Phase 7: Institutionalisation and passive acceleration (2020 to 2026)
Folio and SIP count explosion
Between March 2020 and March 2025, the number of SIP accounts grew from approximately 3 crore to over 10 crore. Monthly SIP contributions rose from Rs 8,000 crore to Rs 25,000 crore. The expansion was driven by zero-commission digital platforms (Groww, Zerodha Coin, Kuvera, Paytm Money) that made direct plan investing accessible to first-generation investors outside the top-15 cities.
Passive fund AUM
Index fund and ETF AUM grew from approximately Rs 2 lakh crore in March 2020 to Rs 11 lakh crore by March 2025. The EPFO’s ETF allocation, expanded progressively since 2015, added a predictable institutional flow component. EPFO’s equity ETF channel invested primarily in Nifty 50 and Sensex ETFs, with cumulative investments exceeding Rs 2.5 lakh crore by 2025.
Category-wise AUM (March 2025, approximate)
| Category | AUM (Rs lakh crore) | Share (%) |
|---|---|---|
| Equity (active) | 27 | 40 |
| Passive (index + ETF) | 11 | 16 |
| Debt | 14 | 21 |
| Hybrid | 8 | 12 |
| Liquid/Overnight/Money Market | 5 | 7 |
| Solution-oriented and others | 2 | 3 |
| Total | 67 | 100 |
Source: AMFI March 2025 monthly data (approximate).
AUM concentration: top AMCs
As of March 2025, the top five AMCs by AUM accounted for approximately 55% of industry assets:
| AMC | AUM (Rs lakh crore, approx.) |
|---|---|
| SBI Mutual Fund | 11.4 |
| HDFC Mutual Fund | 7.8 |
| ICICI Prudential Mutual Fund | 9.3 |
| Nippon India Mutual Fund | 5.8 |
| Kotak Mahindra Mutual Fund | 4.9 |
Source: AMFI monthly data.
The industry retains a long tail of smaller AMCs – including PPFAS, Mirae Asset, Edelweiss, and newer entrants – that have differentiated on performance or distribution channel.
Geographic expansion: T-15 vs B-30
SEBI’s regulatory incentive structure distinguishes between top-15 cities (T-15) and beyond-top-15 cities (B-15, later B-30).

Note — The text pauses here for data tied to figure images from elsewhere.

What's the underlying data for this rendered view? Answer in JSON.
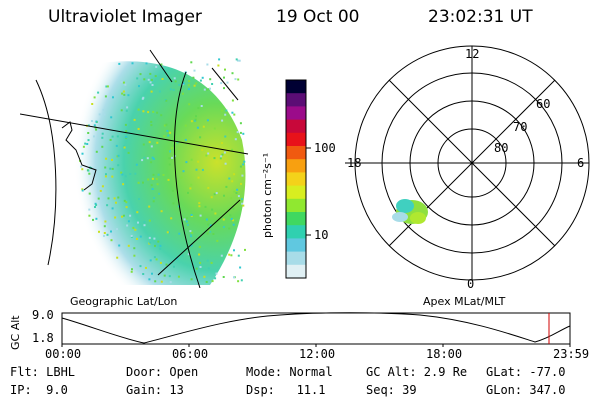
{
  "header": {
    "instrument": "Ultraviolet Imager",
    "date": "19 Oct 00",
    "time": "23:02:31 UT"
  },
  "geo_panel": {
    "caption": "Geographic Lat/Lon"
  },
  "polar_panel": {
    "caption": "Apex MLat/MLT",
    "mlt_labels": [
      "12",
      "18",
      "6",
      "0"
    ],
    "lat_labels": [
      "60",
      "70",
      "80"
    ]
  },
  "colorbar": {
    "unit_label": "photon cm⁻²s⁻¹",
    "ticks": [
      "100",
      "10"
    ],
    "colors": [
      "#000033",
      "#5b0d75",
      "#9b0b8a",
      "#c8083a",
      "#e8121a",
      "#f05a10",
      "#f8a010",
      "#f4d21a",
      "#d8ee20",
      "#90e830",
      "#40d860",
      "#30d0b0",
      "#60c8e0",
      "#a8dce8",
      "#e0f0f4"
    ]
  },
  "orbit_plot": {
    "ylabel": "GC Alt",
    "yticks": [
      "9.0",
      "1.8"
    ],
    "xticks": [
      "00:00",
      "06:00",
      "12:00",
      "18:00",
      "23:59"
    ],
    "current_time_marker": "23:02"
  },
  "status": {
    "row1": [
      "Flt: LBHL",
      "Door: Open",
      "Mode: Normal",
      "GC Alt: 2.9 Re",
      "GLat: -77.0"
    ],
    "row2": [
      "IP:  9.0",
      "Gain: 13",
      "Dsp:   11.1",
      "Seq: 39",
      "GLon: 347.0"
    ]
  },
  "accent_colors": {
    "marker": "#d00000"
  }
}
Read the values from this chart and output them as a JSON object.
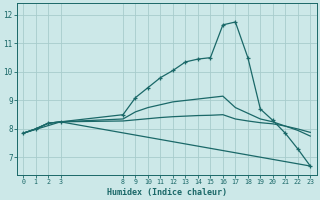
{
  "xlabel": "Humidex (Indice chaleur)",
  "bg_color": "#cce8e8",
  "grid_color": "#a8cccc",
  "line_color": "#1a6868",
  "xlim": [
    -0.5,
    23.5
  ],
  "ylim": [
    6.4,
    12.4
  ],
  "yticks": [
    7,
    8,
    9,
    10,
    11,
    12
  ],
  "xticks": [
    0,
    1,
    2,
    3,
    8,
    9,
    10,
    11,
    12,
    13,
    14,
    15,
    16,
    17,
    18,
    19,
    20,
    21,
    22,
    23
  ],
  "lines": [
    {
      "x": [
        0,
        1,
        2,
        3,
        8,
        9,
        10,
        11,
        12,
        13,
        14,
        15,
        16,
        17,
        18,
        19,
        20,
        21,
        22,
        23
      ],
      "y": [
        7.85,
        8.0,
        8.2,
        8.25,
        8.5,
        9.1,
        9.45,
        9.8,
        10.05,
        10.35,
        10.45,
        10.5,
        11.65,
        11.75,
        10.5,
        8.7,
        8.3,
        7.85,
        7.3,
        6.7
      ],
      "marker": true
    },
    {
      "x": [
        0,
        1,
        2,
        3,
        8,
        9,
        10,
        11,
        12,
        13,
        14,
        15,
        16,
        17,
        18,
        19,
        20,
        21,
        22,
        23
      ],
      "y": [
        7.85,
        8.0,
        8.2,
        8.25,
        8.35,
        8.6,
        8.75,
        8.85,
        8.95,
        9.0,
        9.05,
        9.1,
        9.15,
        8.75,
        8.55,
        8.35,
        8.25,
        8.1,
        7.95,
        7.75
      ],
      "marker": false
    },
    {
      "x": [
        0,
        1,
        2,
        3,
        8,
        9,
        10,
        11,
        12,
        13,
        14,
        15,
        16,
        17,
        18,
        19,
        20,
        21,
        22,
        23
      ],
      "y": [
        7.85,
        8.0,
        8.2,
        8.25,
        8.28,
        8.32,
        8.36,
        8.4,
        8.43,
        8.45,
        8.47,
        8.48,
        8.5,
        8.35,
        8.28,
        8.22,
        8.18,
        8.1,
        8.0,
        7.88
      ],
      "marker": false
    },
    {
      "x": [
        0,
        3,
        23
      ],
      "y": [
        7.85,
        8.25,
        6.7
      ],
      "marker": false
    }
  ],
  "figsize": [
    3.2,
    2.0
  ],
  "dpi": 100
}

AMCs collecting SIP or lump-sum subscriptions from B-30 cities were permitted a marginal additional expense ratio, incentivising distribution network expansion into smaller markets.
The B-30 city share of industry AUM rose from approximately 14% in FY2019 to over 20% by FY2024, indicating genuine geographic deepening. States such as Gujarat, Rajasthan, Madhya Pradesh, and Karnataka contributed meaningfully to SIP growth outside the top metropolitan areas.
AUM-to-GDP ratio
A useful macroeconomic benchmark is the ratio of industry AUM to nominal GDP:
| Year | Industry AUM | GDP (approx.) | AUM/GDP ratio |
|---|---|---|---|
| 2010 | Rs 7 lakh crore | Rs 78 lakh crore | ~9% |
| 2015 | Rs 11 lakh crore | Rs 136 lakh crore | ~8% |
| 2020 | Rs 27 lakh crore | Rs 196 lakh crore | ~14% |
| 2023 | Rs 44 lakh crore | Rs 273 lakh crore | ~16% |
| 2025 | Rs 67 lakh crore | Rs 340 lakh crore (est.) | ~20% |
For comparison, mutual fund AUM-to-GDP ratios in the United States exceed 100% and in Brazil exceed 80%. India’s 20% ratio reflects substantial remaining headroom, particularly given the low penetration relative to bank deposits.